In 1997, he decided to focus his efforts on textile research and would hand over the creative direction of his fashion lines to his right-hand man, Naoki Takizawa. It is during those years when he created A-POC (acronym for A Piece of Clothing), a revolutionary technique of making a single piece of fabric that takes shape from a loom linked to a computer. Meanwhile, he marketed through the Shiseido group L’Eau d’Issey, a light, water-inspired fragrance that remains a hit to this day. Fragrances were, in fact, responsible for Miyake becoming known to the general public, along with the black polyester sweaters that he made for his friend Steve Jobs, he sent more than a hundred to the creator of Apple, and that the tech mogul wore as the designer’s philosophy dictated, as a uniform to wear daily.

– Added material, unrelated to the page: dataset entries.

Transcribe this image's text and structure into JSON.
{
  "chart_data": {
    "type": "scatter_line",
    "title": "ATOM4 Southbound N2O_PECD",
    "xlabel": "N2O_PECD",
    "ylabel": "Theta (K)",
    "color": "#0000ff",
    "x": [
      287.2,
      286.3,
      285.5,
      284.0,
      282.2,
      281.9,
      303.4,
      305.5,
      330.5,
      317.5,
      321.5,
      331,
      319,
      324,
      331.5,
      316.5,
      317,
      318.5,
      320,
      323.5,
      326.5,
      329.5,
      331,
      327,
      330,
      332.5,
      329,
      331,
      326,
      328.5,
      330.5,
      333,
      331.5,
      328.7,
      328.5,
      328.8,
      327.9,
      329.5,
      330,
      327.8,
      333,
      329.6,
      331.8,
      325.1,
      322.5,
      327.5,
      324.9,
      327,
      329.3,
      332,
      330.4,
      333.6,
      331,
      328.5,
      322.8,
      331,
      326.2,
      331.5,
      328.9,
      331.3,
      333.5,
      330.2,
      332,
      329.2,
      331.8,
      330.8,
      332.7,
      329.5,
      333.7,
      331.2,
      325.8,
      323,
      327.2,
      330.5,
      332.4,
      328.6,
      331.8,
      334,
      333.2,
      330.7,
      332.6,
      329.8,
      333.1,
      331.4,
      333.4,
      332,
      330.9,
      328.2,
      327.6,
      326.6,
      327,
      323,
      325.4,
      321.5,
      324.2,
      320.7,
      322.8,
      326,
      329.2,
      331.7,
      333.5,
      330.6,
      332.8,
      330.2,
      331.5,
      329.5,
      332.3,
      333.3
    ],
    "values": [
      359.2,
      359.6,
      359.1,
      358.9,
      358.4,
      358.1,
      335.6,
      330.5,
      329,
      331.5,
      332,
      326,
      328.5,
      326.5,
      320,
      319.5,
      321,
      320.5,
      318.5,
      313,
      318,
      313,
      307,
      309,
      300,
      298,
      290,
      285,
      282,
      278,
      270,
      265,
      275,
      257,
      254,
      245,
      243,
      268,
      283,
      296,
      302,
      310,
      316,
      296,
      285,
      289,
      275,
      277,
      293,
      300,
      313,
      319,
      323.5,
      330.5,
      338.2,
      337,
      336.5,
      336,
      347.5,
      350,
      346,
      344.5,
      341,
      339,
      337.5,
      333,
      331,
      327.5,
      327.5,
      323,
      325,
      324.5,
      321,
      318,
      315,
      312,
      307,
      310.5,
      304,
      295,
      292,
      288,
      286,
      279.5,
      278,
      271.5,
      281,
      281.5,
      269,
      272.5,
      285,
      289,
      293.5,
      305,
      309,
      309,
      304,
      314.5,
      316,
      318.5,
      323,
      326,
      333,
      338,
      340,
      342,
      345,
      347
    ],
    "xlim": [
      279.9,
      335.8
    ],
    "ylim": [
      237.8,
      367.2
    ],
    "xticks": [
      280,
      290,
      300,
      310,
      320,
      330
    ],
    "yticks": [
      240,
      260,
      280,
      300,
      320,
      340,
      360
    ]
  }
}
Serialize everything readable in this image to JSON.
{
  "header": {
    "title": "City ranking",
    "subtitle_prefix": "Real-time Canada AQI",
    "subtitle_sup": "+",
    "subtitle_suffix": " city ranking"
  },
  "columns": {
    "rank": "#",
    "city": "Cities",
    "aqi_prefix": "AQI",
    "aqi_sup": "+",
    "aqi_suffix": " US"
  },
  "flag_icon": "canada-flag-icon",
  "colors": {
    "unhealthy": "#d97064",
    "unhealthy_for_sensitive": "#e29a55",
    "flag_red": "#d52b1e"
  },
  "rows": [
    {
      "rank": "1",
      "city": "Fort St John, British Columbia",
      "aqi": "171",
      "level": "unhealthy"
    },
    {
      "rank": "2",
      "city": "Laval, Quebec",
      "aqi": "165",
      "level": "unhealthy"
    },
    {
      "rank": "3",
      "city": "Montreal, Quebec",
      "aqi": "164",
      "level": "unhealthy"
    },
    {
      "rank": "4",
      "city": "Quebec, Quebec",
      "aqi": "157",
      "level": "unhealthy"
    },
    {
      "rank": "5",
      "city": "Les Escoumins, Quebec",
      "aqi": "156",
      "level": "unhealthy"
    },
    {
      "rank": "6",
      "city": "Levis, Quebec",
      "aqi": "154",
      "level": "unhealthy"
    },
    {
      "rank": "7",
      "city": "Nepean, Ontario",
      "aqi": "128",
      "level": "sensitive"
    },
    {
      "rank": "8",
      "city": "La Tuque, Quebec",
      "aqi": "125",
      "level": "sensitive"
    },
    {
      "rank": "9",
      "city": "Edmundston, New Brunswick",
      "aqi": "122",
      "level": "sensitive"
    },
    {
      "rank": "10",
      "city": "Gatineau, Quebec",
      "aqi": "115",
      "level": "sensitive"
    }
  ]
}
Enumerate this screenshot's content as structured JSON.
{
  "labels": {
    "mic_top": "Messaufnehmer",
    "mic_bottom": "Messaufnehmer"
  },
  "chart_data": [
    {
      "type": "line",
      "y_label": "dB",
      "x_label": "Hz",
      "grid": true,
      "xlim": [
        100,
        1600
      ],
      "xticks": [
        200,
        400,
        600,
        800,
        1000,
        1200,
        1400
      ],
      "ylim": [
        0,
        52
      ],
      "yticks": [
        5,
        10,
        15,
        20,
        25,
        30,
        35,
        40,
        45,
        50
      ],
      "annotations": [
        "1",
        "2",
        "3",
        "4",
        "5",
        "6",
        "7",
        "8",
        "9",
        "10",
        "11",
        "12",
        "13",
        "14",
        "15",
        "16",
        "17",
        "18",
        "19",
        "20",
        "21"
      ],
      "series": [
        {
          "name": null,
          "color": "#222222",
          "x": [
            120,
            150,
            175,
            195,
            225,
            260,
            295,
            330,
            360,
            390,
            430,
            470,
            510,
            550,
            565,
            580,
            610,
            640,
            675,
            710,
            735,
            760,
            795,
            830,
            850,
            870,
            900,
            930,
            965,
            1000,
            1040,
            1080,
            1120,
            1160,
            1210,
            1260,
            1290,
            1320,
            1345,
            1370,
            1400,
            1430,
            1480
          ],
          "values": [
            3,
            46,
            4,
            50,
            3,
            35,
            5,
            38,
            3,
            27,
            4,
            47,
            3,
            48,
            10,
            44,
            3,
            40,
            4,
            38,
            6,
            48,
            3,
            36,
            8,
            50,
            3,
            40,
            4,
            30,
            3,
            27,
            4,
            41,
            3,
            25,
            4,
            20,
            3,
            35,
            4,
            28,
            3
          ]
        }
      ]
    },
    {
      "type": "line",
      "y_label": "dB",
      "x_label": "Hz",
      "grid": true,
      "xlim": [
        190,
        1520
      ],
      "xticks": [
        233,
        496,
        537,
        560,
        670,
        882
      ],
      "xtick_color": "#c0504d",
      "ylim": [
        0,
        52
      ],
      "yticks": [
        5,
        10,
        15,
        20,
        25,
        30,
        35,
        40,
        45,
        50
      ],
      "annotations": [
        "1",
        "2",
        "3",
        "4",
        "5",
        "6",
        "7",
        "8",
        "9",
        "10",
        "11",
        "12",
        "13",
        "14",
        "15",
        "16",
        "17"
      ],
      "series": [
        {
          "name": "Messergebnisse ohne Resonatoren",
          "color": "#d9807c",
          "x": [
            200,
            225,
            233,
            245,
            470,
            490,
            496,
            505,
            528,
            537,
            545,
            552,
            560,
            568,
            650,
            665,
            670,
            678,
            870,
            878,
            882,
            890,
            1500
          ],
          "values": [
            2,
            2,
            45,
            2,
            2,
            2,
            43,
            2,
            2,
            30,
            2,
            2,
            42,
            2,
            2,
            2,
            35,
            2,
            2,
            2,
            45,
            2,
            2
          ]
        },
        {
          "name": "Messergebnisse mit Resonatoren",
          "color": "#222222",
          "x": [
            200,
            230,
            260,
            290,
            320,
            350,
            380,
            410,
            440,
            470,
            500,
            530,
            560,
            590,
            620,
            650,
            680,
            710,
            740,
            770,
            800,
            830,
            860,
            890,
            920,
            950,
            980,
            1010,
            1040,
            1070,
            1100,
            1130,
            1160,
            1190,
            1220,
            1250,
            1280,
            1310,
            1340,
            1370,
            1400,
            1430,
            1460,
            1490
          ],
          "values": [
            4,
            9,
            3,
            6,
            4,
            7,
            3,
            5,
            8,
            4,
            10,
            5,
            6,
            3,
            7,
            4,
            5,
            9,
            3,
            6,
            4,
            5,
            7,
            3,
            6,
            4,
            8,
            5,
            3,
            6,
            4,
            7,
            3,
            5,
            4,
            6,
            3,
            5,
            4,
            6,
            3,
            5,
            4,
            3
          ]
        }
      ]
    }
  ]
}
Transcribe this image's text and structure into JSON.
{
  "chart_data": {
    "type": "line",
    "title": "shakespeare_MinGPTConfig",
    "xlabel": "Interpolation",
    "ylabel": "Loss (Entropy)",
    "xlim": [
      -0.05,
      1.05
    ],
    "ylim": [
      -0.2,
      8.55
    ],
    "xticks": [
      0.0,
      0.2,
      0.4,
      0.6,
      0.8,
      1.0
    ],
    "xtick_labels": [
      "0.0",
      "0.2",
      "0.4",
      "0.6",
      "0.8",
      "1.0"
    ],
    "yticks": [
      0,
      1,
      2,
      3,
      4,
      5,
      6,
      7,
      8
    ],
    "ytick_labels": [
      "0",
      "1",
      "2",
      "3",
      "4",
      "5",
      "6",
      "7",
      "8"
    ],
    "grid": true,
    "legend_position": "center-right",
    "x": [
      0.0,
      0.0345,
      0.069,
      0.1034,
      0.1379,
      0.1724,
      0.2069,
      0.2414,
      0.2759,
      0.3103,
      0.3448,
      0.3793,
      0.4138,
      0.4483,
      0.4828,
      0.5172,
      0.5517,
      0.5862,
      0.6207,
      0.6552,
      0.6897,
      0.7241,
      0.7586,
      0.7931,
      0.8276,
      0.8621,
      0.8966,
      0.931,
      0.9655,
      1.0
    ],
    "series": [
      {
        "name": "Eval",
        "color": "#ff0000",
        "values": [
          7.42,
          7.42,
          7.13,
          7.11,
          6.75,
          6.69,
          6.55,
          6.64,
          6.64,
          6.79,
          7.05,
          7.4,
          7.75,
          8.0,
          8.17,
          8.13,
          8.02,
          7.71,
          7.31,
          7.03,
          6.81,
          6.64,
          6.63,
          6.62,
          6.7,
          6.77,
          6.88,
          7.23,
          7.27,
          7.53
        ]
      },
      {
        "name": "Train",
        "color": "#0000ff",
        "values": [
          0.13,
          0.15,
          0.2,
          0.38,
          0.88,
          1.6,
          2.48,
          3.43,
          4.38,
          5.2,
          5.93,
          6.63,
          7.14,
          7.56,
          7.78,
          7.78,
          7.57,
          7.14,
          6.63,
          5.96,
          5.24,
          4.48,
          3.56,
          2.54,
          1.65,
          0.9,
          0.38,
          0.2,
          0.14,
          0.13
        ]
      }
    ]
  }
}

Curiously, the apparent simplicity of the proposals that the Japanese devised were combined with a way of communicating them close to a work of art. Miyake regularly collaborated with Austrian ceramics artist Lucie Rie making buttons and trimmings and worked for years alongside her admired Irving Penn, creating one of the most fruitful creative dialogues between fashion and photography of the late 20th century.
A protagonist of various retrospective exhibitions around the world, in 2010 he received the medal of the Order of Japanese Culture, one of the country’s highest distinctions. “I see this award as a way of supporting the people I work with. I am not only talking about designers, but also about weavers, seamstresses and all those involved in innovating and creating beautiful pieces despite the country’s economic difficulties”, she told the magazine at the time. Women’s wear Daily. Since 2020, Satoshi Kondo has been the artistic director of his fashion lines, which continue to be presented in Paris, most of the time through dancers.